In a bar by the highway I let a gay guy buy me a drink and another and another. I was listening to songs on the jukebox, and the drunker I got, the more I started thinking that my songs were better than any song ever recorded. Now that I didn't have to spend as much time with Amy, I could get a better job too and buy a better guitar and write dozens of brilliant songs with it. I could take our tape around so we could play bigger places, eventually build up an enormous following, get a record contract and become so famous that Amy would have to notice and be sorry.

When the gay guy started getting touchy I went outside in the rain again, and I found myself going down into the subway station, the same one I used to get to Amy's house. It took a long time for a train to come. A foreign-looking lady shook out her umbrella all over me.

"Watch it!" I said.

"Zxybrxp," she said.

I rode uptown on the nighttime train, which was full of people with open wounds and big bottles of beer. I was thinking I might just walk past Amy's house, just to see if there was a light in her window. I tried to think about what she was doing, about how that very moment she was probably with Ed Silver, but I kept forgetting that and remembering how much I missed her. I'd walked so long and I felt so tired, and I knew I had no place to go except towards her. Then the feeling that I loved her started coming over me again, like a wave, like a blanket, and then it was like I lost any sense of reason, and would do anything to be with her, all over again.

But the doorman said she'd gone out for the night and she hadn't come home.


I started calling Amy's house at six in the morning, every half hour at first, then every fifteen minutes. I tried to sleep before work, but I kept waking up to call her. No one was there.

I left for work thinking that maybe everything I had just wasn't enough for her. I knew I never wanted a girlfriend again, and I was wondering if I could maybe find one that night among the girls who'd be coming to see us play Monday night.

We were short-handed at the sign shop that day, so I had to stay in and run the copy machines. All the colleges were starting classes and the shop was jammed with crabby smart kids. Way at the back of the crowd, I saw Amy.

She was trying to push her way to the front, but the press of people waving paper at me was too strong. Finally, she stood in line and worked her way slowly to the front.

"I didn't do it. Really, I didn't do it," she said. "I couldn't."

"What happened?"

"I told Ed Silver yes and then I told him no. I'm so stupid. I make so many mistakes."
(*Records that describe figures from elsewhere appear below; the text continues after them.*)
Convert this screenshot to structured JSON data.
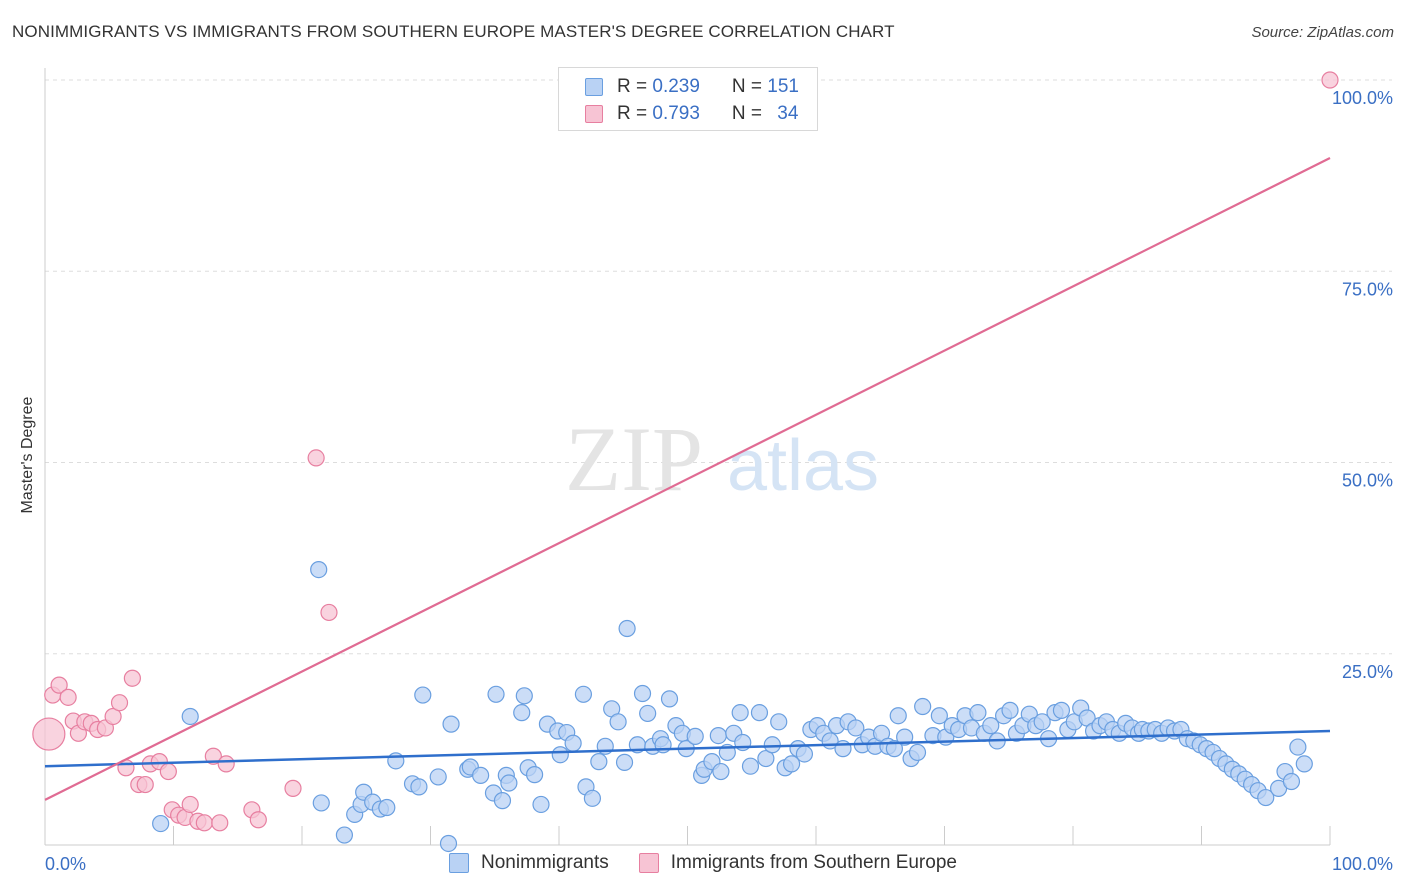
{
  "title": "NONIMMIGRANTS VS IMMIGRANTS FROM SOUTHERN EUROPE MASTER'S DEGREE CORRELATION CHART",
  "source": "Source: ZipAtlas.com",
  "watermark": {
    "zip": "ZIP",
    "atlas": "atlas"
  },
  "legend": {
    "rows": [
      {
        "r_label": "R = ",
        "r_value": "0.239",
        "n_label": "N = ",
        "n_value": "151"
      },
      {
        "r_label": "R = ",
        "r_value": "0.793",
        "n_label": "N = ",
        "n_value": "34"
      }
    ]
  },
  "colors": {
    "nonimmigrants": "#6a9fe0",
    "nonimmigrants_fill": "#b9d2f4",
    "immigrants": "#e77fa0",
    "immigrants_fill": "#f7c4d4",
    "blue_line": "#2f6fcc",
    "pink_line": "#e06b93",
    "tick_label": "#3a6fc4"
  },
  "chart_data": {
    "type": "scatter",
    "title": "NONIMMIGRANTS VS IMMIGRANTS FROM SOUTHERN EUROPE MASTER'S DEGREE CORRELATION CHART",
    "xlabel": "",
    "ylabel": "Master's Degree",
    "xlim": [
      0,
      100
    ],
    "ylim": [
      0,
      100
    ],
    "x_tick_labels": [
      "0.0%",
      "100.0%"
    ],
    "y_tick_labels": [
      "25.0%",
      "50.0%",
      "75.0%",
      "100.0%"
    ],
    "y_ticks": [
      25,
      50,
      75,
      100
    ],
    "grid": true,
    "legend_position": "top-center",
    "series": [
      {
        "name": "Nonimmigrants",
        "color": "#6a9fe0",
        "trend": {
          "x": [
            0,
            100
          ],
          "y": [
            10.3,
            14.9
          ]
        },
        "points": [
          [
            9,
            2.8
          ],
          [
            11.3,
            16.8
          ],
          [
            21.3,
            36
          ],
          [
            21.5,
            5.5
          ],
          [
            23.3,
            1.3
          ],
          [
            24.1,
            4
          ],
          [
            24.6,
            5.3
          ],
          [
            24.8,
            6.9
          ],
          [
            25.5,
            5.6
          ],
          [
            26.1,
            4.7
          ],
          [
            26.6,
            4.9
          ],
          [
            27.3,
            11
          ],
          [
            28.6,
            8
          ],
          [
            29.1,
            7.6
          ],
          [
            29.4,
            19.6
          ],
          [
            30.6,
            8.9
          ],
          [
            31.4,
            0.2
          ],
          [
            31.6,
            15.8
          ],
          [
            32.9,
            9.9
          ],
          [
            33.1,
            10.2
          ],
          [
            33.9,
            9.1
          ],
          [
            34.9,
            6.8
          ],
          [
            35.1,
            19.7
          ],
          [
            35.6,
            5.8
          ],
          [
            35.9,
            9.1
          ],
          [
            36.1,
            8.1
          ],
          [
            37.1,
            17.3
          ],
          [
            37.3,
            19.5
          ],
          [
            37.6,
            10.1
          ],
          [
            38.1,
            9.2
          ],
          [
            38.6,
            5.3
          ],
          [
            39.1,
            15.8
          ],
          [
            39.9,
            14.9
          ],
          [
            40.1,
            11.8
          ],
          [
            40.6,
            14.7
          ],
          [
            41.1,
            13.3
          ],
          [
            41.9,
            19.7
          ],
          [
            42.1,
            7.6
          ],
          [
            42.6,
            6.1
          ],
          [
            43.1,
            10.9
          ],
          [
            43.6,
            12.9
          ],
          [
            44.1,
            17.8
          ],
          [
            44.6,
            16.1
          ],
          [
            45.1,
            10.8
          ],
          [
            45.3,
            28.3
          ],
          [
            46.1,
            13.1
          ],
          [
            46.5,
            19.8
          ],
          [
            46.9,
            17.2
          ],
          [
            47.3,
            12.9
          ],
          [
            47.9,
            13.9
          ],
          [
            48.1,
            13.1
          ],
          [
            48.6,
            19.1
          ],
          [
            49.1,
            15.6
          ],
          [
            49.6,
            14.6
          ],
          [
            49.9,
            12.6
          ],
          [
            50.6,
            14.2
          ],
          [
            51.1,
            9.1
          ],
          [
            51.3,
            9.9
          ],
          [
            51.9,
            10.9
          ],
          [
            52.4,
            14.3
          ],
          [
            52.6,
            9.6
          ],
          [
            53.1,
            12.1
          ],
          [
            53.6,
            14.6
          ],
          [
            54.1,
            17.3
          ],
          [
            54.3,
            13.4
          ],
          [
            54.9,
            10.3
          ],
          [
            55.6,
            17.3
          ],
          [
            56.1,
            11.3
          ],
          [
            56.6,
            13.1
          ],
          [
            57.1,
            16.1
          ],
          [
            57.6,
            10.1
          ],
          [
            58.1,
            10.6
          ],
          [
            58.6,
            12.6
          ],
          [
            59.1,
            11.9
          ],
          [
            59.6,
            15.1
          ],
          [
            60.1,
            15.6
          ],
          [
            60.6,
            14.6
          ],
          [
            61.1,
            13.6
          ],
          [
            61.6,
            15.6
          ],
          [
            62.1,
            12.6
          ],
          [
            62.5,
            16.1
          ],
          [
            63.1,
            15.3
          ],
          [
            63.6,
            13.1
          ],
          [
            64.1,
            14.1
          ],
          [
            64.6,
            12.9
          ],
          [
            65.1,
            14.6
          ],
          [
            65.6,
            12.9
          ],
          [
            66.1,
            12.6
          ],
          [
            66.4,
            16.9
          ],
          [
            66.9,
            14.1
          ],
          [
            67.4,
            11.3
          ],
          [
            67.9,
            12.1
          ],
          [
            68.3,
            18.1
          ],
          [
            69.1,
            14.3
          ],
          [
            69.6,
            16.9
          ],
          [
            70.1,
            14.1
          ],
          [
            70.6,
            15.6
          ],
          [
            71.1,
            15.1
          ],
          [
            71.6,
            16.9
          ],
          [
            72.1,
            15.3
          ],
          [
            72.6,
            17.3
          ],
          [
            73.1,
            14.6
          ],
          [
            73.6,
            15.6
          ],
          [
            74.1,
            13.6
          ],
          [
            74.6,
            16.9
          ],
          [
            75.1,
            17.6
          ],
          [
            75.6,
            14.6
          ],
          [
            76.1,
            15.6
          ],
          [
            76.6,
            17.1
          ],
          [
            77.1,
            15.6
          ],
          [
            77.6,
            16.1
          ],
          [
            78.1,
            13.9
          ],
          [
            78.6,
            17.3
          ],
          [
            79.1,
            17.6
          ],
          [
            79.6,
            15.1
          ],
          [
            80.1,
            16.1
          ],
          [
            80.6,
            17.9
          ],
          [
            81.1,
            16.6
          ],
          [
            81.6,
            14.9
          ],
          [
            82.1,
            15.6
          ],
          [
            82.6,
            16.1
          ],
          [
            83.1,
            15.1
          ],
          [
            83.6,
            14.6
          ],
          [
            84.1,
            15.9
          ],
          [
            84.6,
            15.3
          ],
          [
            85.1,
            14.6
          ],
          [
            85.4,
            15.1
          ],
          [
            85.9,
            14.9
          ],
          [
            86.4,
            15.1
          ],
          [
            86.9,
            14.6
          ],
          [
            87.4,
            15.3
          ],
          [
            87.9,
            14.9
          ],
          [
            88.4,
            15.1
          ],
          [
            88.9,
            13.9
          ],
          [
            89.4,
            13.6
          ],
          [
            89.9,
            13.1
          ],
          [
            90.4,
            12.6
          ],
          [
            90.9,
            12.1
          ],
          [
            91.4,
            11.3
          ],
          [
            91.9,
            10.6
          ],
          [
            92.4,
            9.9
          ],
          [
            92.9,
            9.3
          ],
          [
            93.4,
            8.6
          ],
          [
            93.9,
            7.9
          ],
          [
            94.4,
            7.1
          ],
          [
            95,
            6.2
          ],
          [
            96,
            7.4
          ],
          [
            96.5,
            9.6
          ],
          [
            97,
            8.3
          ],
          [
            97.5,
            12.8
          ],
          [
            98,
            10.6
          ]
        ]
      },
      {
        "name": "Immigrants from Southern Europe",
        "color": "#e77fa0",
        "trend": {
          "x": [
            0,
            100
          ],
          "y": [
            5.9,
            89.8
          ]
        },
        "points": [
          [
            0.3,
            14.5
          ],
          [
            0.6,
            19.6
          ],
          [
            1.1,
            20.9
          ],
          [
            1.8,
            19.3
          ],
          [
            2.2,
            16.2
          ],
          [
            2.6,
            14.6
          ],
          [
            3.1,
            16.1
          ],
          [
            3.6,
            15.9
          ],
          [
            4.1,
            15.1
          ],
          [
            4.7,
            15.3
          ],
          [
            5.3,
            16.8
          ],
          [
            5.8,
            18.6
          ],
          [
            6.3,
            10.1
          ],
          [
            6.8,
            21.8
          ],
          [
            7.3,
            7.9
          ],
          [
            7.8,
            7.9
          ],
          [
            8.2,
            10.6
          ],
          [
            8.9,
            10.9
          ],
          [
            9.6,
            9.6
          ],
          [
            9.9,
            4.6
          ],
          [
            10.4,
            3.9
          ],
          [
            10.9,
            3.6
          ],
          [
            11.3,
            5.3
          ],
          [
            11.9,
            3.1
          ],
          [
            12.4,
            2.9
          ],
          [
            13.1,
            11.6
          ],
          [
            13.6,
            2.9
          ],
          [
            14.1,
            10.6
          ],
          [
            16.1,
            4.6
          ],
          [
            16.6,
            3.3
          ],
          [
            19.3,
            7.4
          ],
          [
            21.1,
            50.6
          ],
          [
            22.1,
            30.4
          ],
          [
            100,
            100
          ]
        ]
      }
    ]
  }
}
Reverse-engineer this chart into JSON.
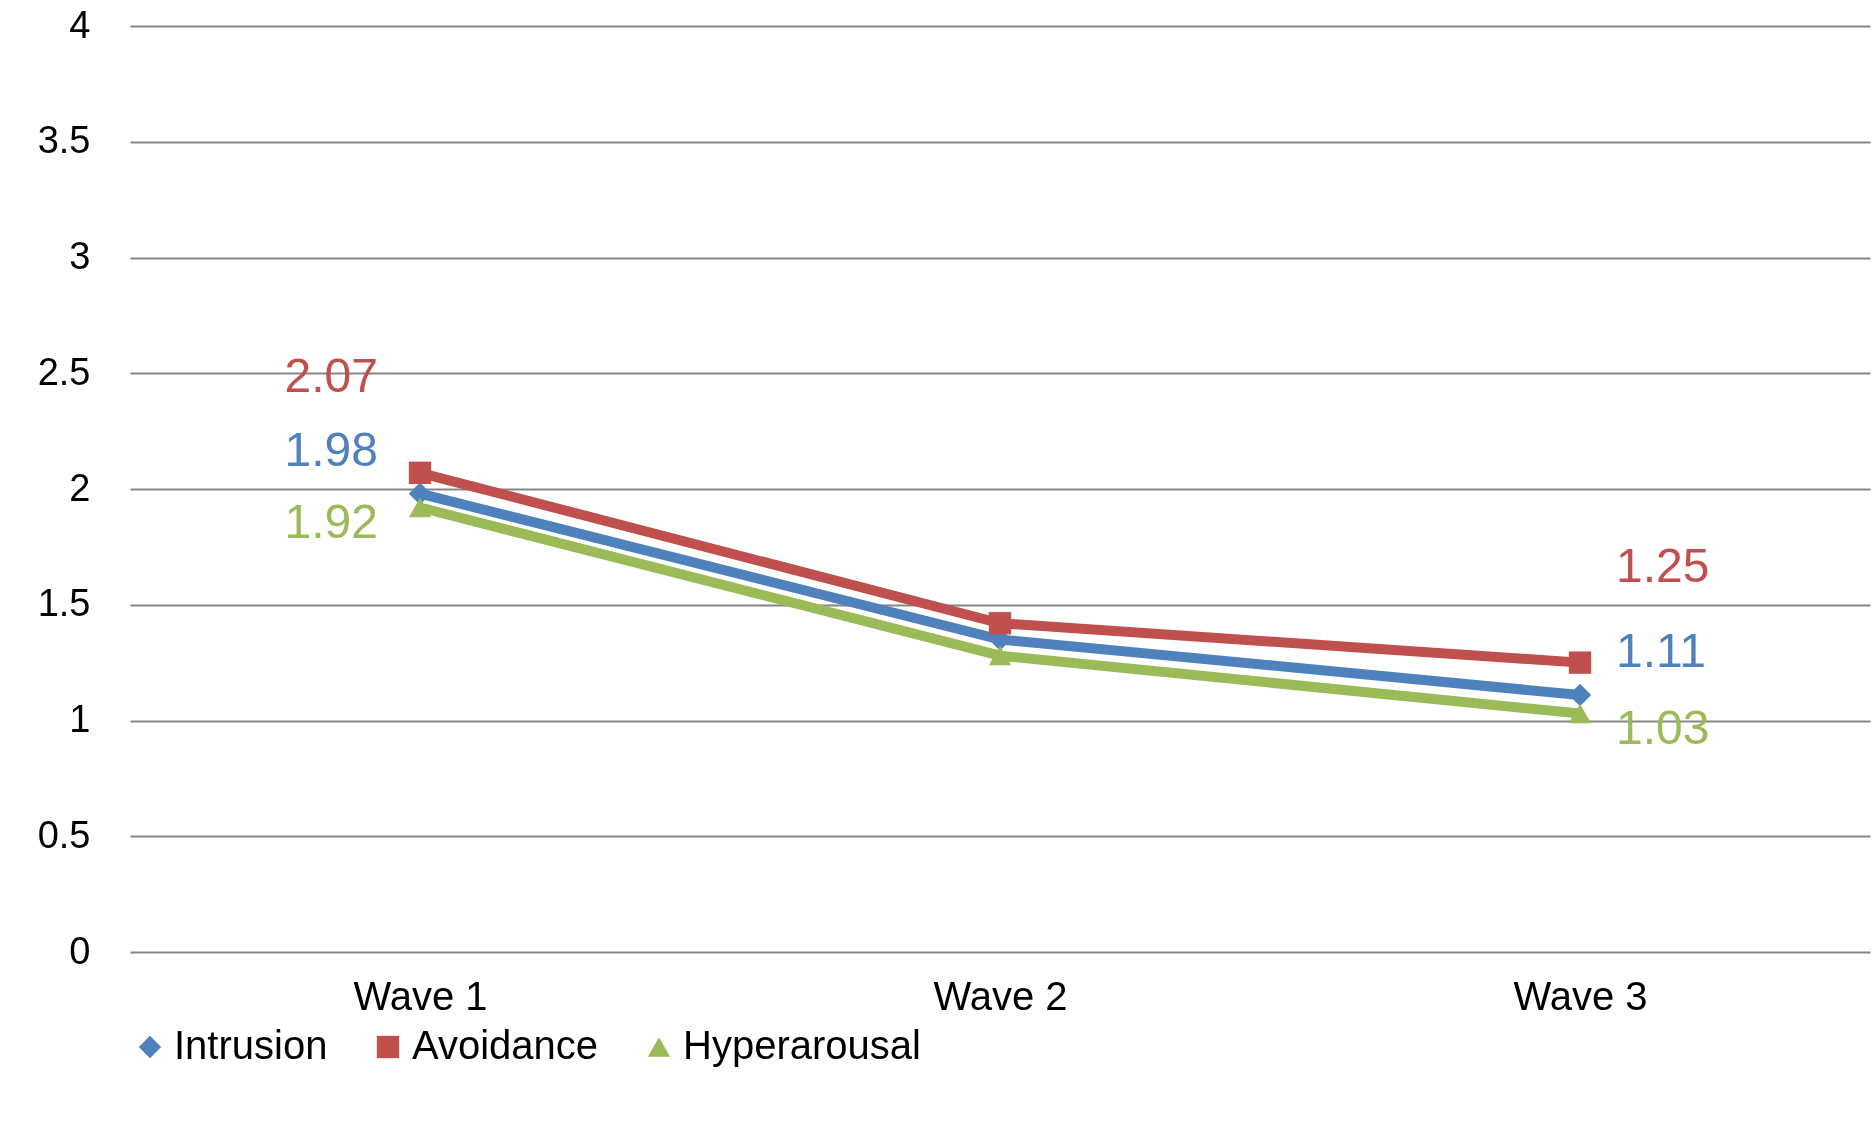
{
  "chart_data": {
    "type": "line",
    "categories": [
      "Wave 1",
      "Wave 2",
      "Wave 3"
    ],
    "series": [
      {
        "name": "Intrusion",
        "color": "#4f81bd",
        "marker": "diamond",
        "values": [
          1.98,
          1.35,
          1.11
        ],
        "value_labels": [
          "1.98",
          null,
          "1.11"
        ]
      },
      {
        "name": "Avoidance",
        "color": "#c0504d",
        "marker": "square",
        "values": [
          2.07,
          1.42,
          1.25
        ],
        "value_labels": [
          "2.07",
          null,
          "1.25"
        ]
      },
      {
        "name": "Hyperarousal",
        "color": "#9bbb59",
        "marker": "triangle",
        "values": [
          1.92,
          1.28,
          1.03
        ],
        "value_labels": [
          "1.92",
          null,
          "1.03"
        ]
      }
    ],
    "ylim": [
      0,
      4
    ],
    "yticks": [
      0,
      0.5,
      1,
      1.5,
      2,
      2.5,
      3,
      3.5,
      4
    ],
    "grid": "y",
    "legend": "bottom",
    "line_style": "solid"
  }
}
I took her hand, and I held it with her palm up to the sky, and I looked at her tiny, fingernails.

"I'm glad," I said.

The copy shop was so noisy, with so many people, I couldn't tell her anything. I couldn't tell her anything I would have wanted to tell her.


"Look," I told her, "here's your picture on the wall."

"Can't you help me?" said a girl next in line. "I'm in a big hurry."

"Jim," Amy said, "sometimes I feel like I won't. I won't ever."

"Won't ever what?" I said.

"Won't ever stop being stupid." Her voice was so small.

"I am first, I am first, I am first," the girl next in line said. "I have to someplace to get to."

"Amy, let's go home," I said.

I took the day off work, and we went up to the roof of Eli's house. I kissed her and made her stop crying. I kissed her and told her I still loved her as much as ever, though now that I knew how she loved me I probably loved her more.

She was still sleeping when I got up to go to our regular Monday night gig at the bar. I waited a long time in the subway station as all the trains arrived except mine. Watching all the subway cars go past, I thought, I could have chosen a girl in any one of them - there might be a girl in any one of those trains I could have fallen in love with. I thought about all the things I could have done and the songs I might have written and how things would have been different if I had. But I wasn't unhappy, not at all.